Bob Haywood writes about his revived football career.
I never thought I’d be 74 before scoring my first double hat-trick in a competitive football match. But I did!
I started playing football ffity years ago and I can’t recall notching up too many single hat-tricks, even though I was a striker. In truth, I wasn’t very good. Well, I did go to a rugby-playing school. But I’ve finally found my niche . . . in walking football.
Before you start chuckling, it’s a darned sight more energetic, competitive and skilful than you might think. And there isn’t a lot of walking going on, either.
In my younger days, I played eleven-a-side parks league football for Warley Press FC and later Birmingham Press FC. But my not-so-glittering ‘career’ came to a catastrophic end in 1984 when I suffered a double-fracture of my right leg in an over-the-top tackle. It was twelve months before I fully recovered. By then, I was forty and I knew I would never play football again.
Or so I thought…
In 2014, I joined Hartshill Strollers Walking Football Club in Dudley, which had just started with just four members and now has nearly 70 members – aged from 50 to 86.
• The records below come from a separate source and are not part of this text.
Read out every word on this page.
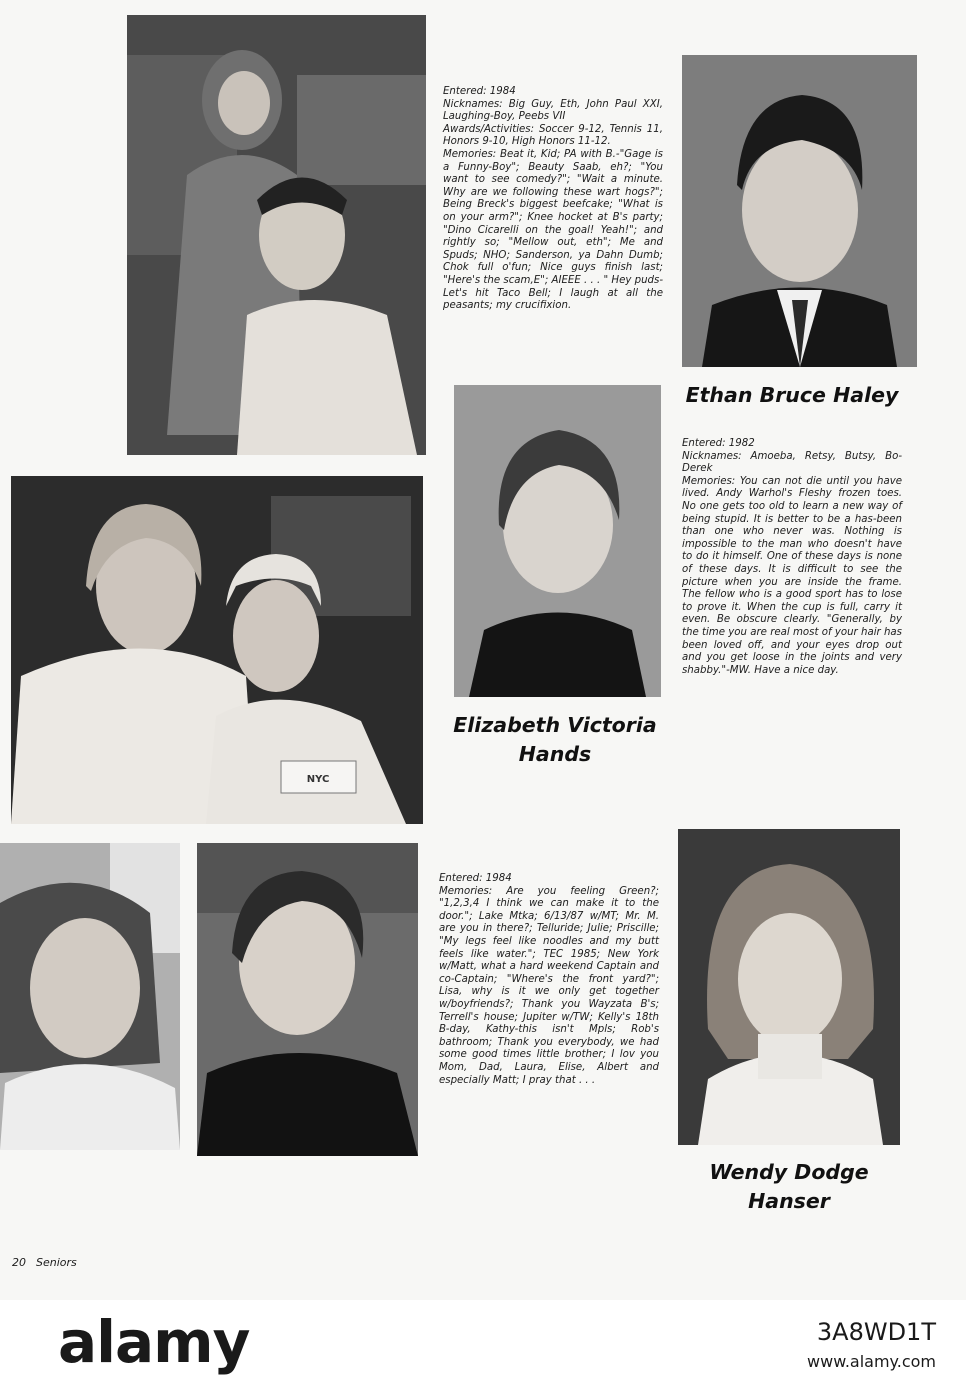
Entered: 1984

Nicknames: Big Guy, Eth, John Paul XXI, Laughing-Boy, Peebs VII

Awards/Activities: Soccer 9-12, Tennis 11, Honors 9-10, High Honors 11-12.

Memories: Beat it, Kid; PA with B.-"Gage is a Funny-Boy"; Beauty Saab, eh?; "You want to see comedy?"; "Wait a minute. Why are we following these wart hogs?"; Being Breck's biggest beefcake; "What is on your arm?"; Knee hocket at B's party; "Dino Cicarelli on the goal! Yeah!"; and rightly so; "Mellow out, eth"; Me and Spuds; NHO; Sanderson, ya Dahn Dumb; Chok full o'fun; Nice guys finish last; "Here's the scam,E"; AIEEE . . . " Hey puds-Let's hit Taco Bell; I laugh at all the peasants; my crucifixion.

Ethan Bruce Haley

Entered: 1982

Nicknames: Amoeba, Retsy, Butsy, Bo-Derek

Memories: You can not die until you have lived. Andy Warhol's Fleshy frozen toes. No one gets too old to learn a new way of being stupid. It is better to be a has-been than one who never was. Nothing is impossible to the man who doesn't have to do it himself. One of these days is none of these days. It is difficult to see the picture when you are inside the frame. The fellow who is a good sport has to lose to prove it. When the cup is full, carry it even. Be obscure clearly. "Generally, by the time you are real most of your hair has been loved off, and your eyes drop out and you get loose in the joints and very shabby."-MW. Have a nice day.

NYC
Elizabeth Victoria
Hands

Entered: 1984

Memories: Are you feeling Green?; "1,2,3,4 I think we can make it to the door."; Lake Mtka; 6/13/87 w/MT; Mr. M. are you in there?; Telluride; Julie; Priscille; "My legs feel like noodles and my butt feels like water."; TEC 1985; New York w/Matt, what a hard weekend Captain and co-Captain; "Where's the front yard?"; Lisa, why is it we only get together w/boyfriends?; Thank you Wayzata B's; Terrell's house; Jupiter w/TW; Kelly's 18th B-day, Kathy-this isn't Mpls; Rob's bathroom; Thank you everybody, we had some good times little brother; I lov you Mom, Dad, Laura, Elise, Albert and especially Matt; I pray that . . .

Wendy Dodge
Hanser
20 Seniors
alamy	3A8WD1T
www.alamy.com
I went on to become club vice chairman, assistant manager and Press officer, and I now manage the club’s Over 65 team. I play twice a week, for an hour, year-round, outdoor on a 3G all-weather pitch at Summerhill School, Kingswinford. My six-goal bonanza in a single match came in the inaugural walking football tournament organised by The Albion Foundation – the community arm of West Bromwich Albion FC – on 28th June.
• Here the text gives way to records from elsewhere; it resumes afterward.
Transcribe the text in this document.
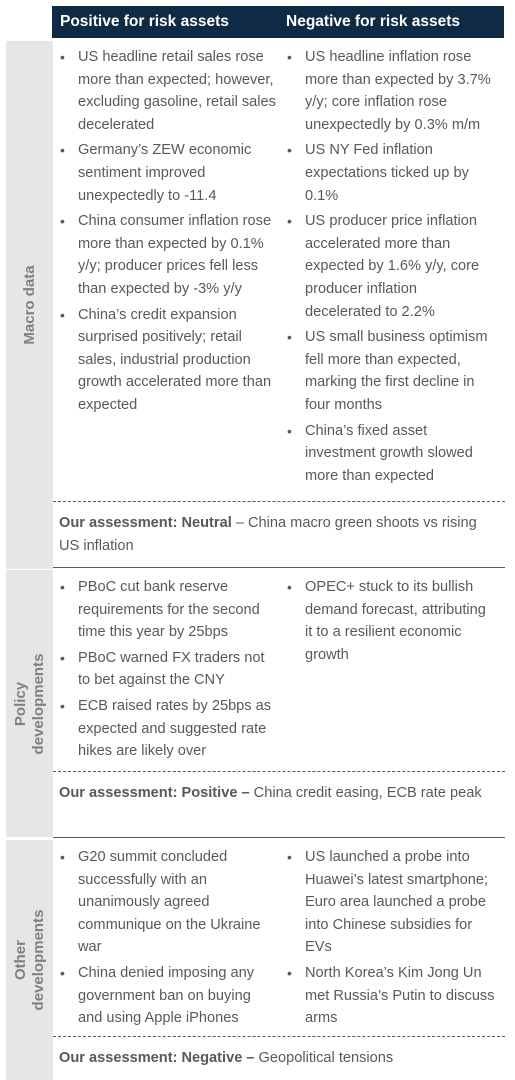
Positive for risk assets	Negative for risk assets
Macro data
• US headline retail sales rose more than expected; however, excluding gasoline, retail sales decelerated
• Germany’s ZEW economic sentiment improved unexpectedly to -11.4
• China consumer inflation rose more than expected by 0.1% y/y; producer prices fell less than expected by -3% y/y
• China’s credit expansion surprised positively; retail sales, industrial production growth accelerated more than expected
• US headline inflation rose more than expected by 3.7% y/y; core inflation rose unexpectedly by 0.3% m/m
• US NY Fed inflation expectations ticked up by 0.1%
• US producer price inflation accelerated more than expected by 1.6% y/y, core producer inflation decelerated to 2.2%
• US small business optimism fell more than expected, marking the first decline in four months
• China’s fixed asset investment growth slowed more than expected
Our assessment: Neutral – China macro green shoots vs rising US inflation
Policy
developments
• PBoC cut bank reserve requirements for the second time this year by 25bps
• PBoC warned FX traders not to bet against the CNY
• ECB raised rates by 25bps as expected and suggested rate hikes are likely over
• OPEC+ stuck to its bullish demand forecast, attributing it to a resilient economic growth
Our assessment: Positive – China credit easing, ECB rate peak
Other
developments
• G20 summit concluded successfully with an unanimously agreed communique on the Ukraine war
• China denied imposing any government ban on buying and using Apple iPhones
• US launched a probe into Huawei’s latest smartphone; Euro area launched a probe into Chinese subsidies for EVs
• North Korea’s Kim Jong Un met Russia’s Putin to discuss arms
Our assessment: Negative – Geopolitical tensions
Meanwhile, Hartshill Strollers Over 65s have reached the Central regional final of the Walking Football Association National Cup 2018 – WF’s equivalent of the FA Cup.
The crunch match will be played later in the summer. Our opponents – and the venue and date of the match – have yet to be decided.
Walking football – mainly for the Over 50s – is one of the fastest-growing sports in Britain. More than 1,000 clubs are affiliated to the WFA in England alone, with another 250 in Scotland, Wales and Northern Ireland. Around 35,000 men and women play on a regular basis in the UK.
Many professional football clubs are now involved in WF, as are top stars of the past, including Alan Kennedy, ex-Liverpool, Newcastle United and England; and Brian Kilcline, captain of Coventry City’s 1987 FA Cup-winning team. A walking football European Cup will be staged next year and a World Cup in 2020.
Walking football is normally played on a five-a-side pitch, with five-a-side goals. Teams are normally six- or seven-a-side; running is supposedly banned as is robust tackling; the ball must stay below head height (so no heading); and neither attackers nor defenders are allowed into the penalty areas.
Infringements lead to the awarding of a free kick – and, for repeat offending, a sin-binning, or even a sending off. The trick is to play to feet, pass in triangles, and always keep on the move. It is very energetic, highly skilful – and fiercely competitive. Well, it is the way we play it!
Walking football has become a big part of my life in retirement. I’m fit and healthy. You should give it a try.
Bob Haywood started out as a cub reporter on the Smethwick Telephone in 1960. He later worked for the Express & Star and the Birmingham Mail. In 1985, he became news editor of the Sunday Mercury. He won many awards, mainly for investigative reporting, including being named Journalist of the Year in the BT Midlands Press & Broadcasting Awards in 1999 and in 2000, and was also named Trinity Mirror Reporter of the Year in 1999. Bob took early retirement from the Sunday Mercury in 2003, but continued to work for the paper as a freelance until 2016.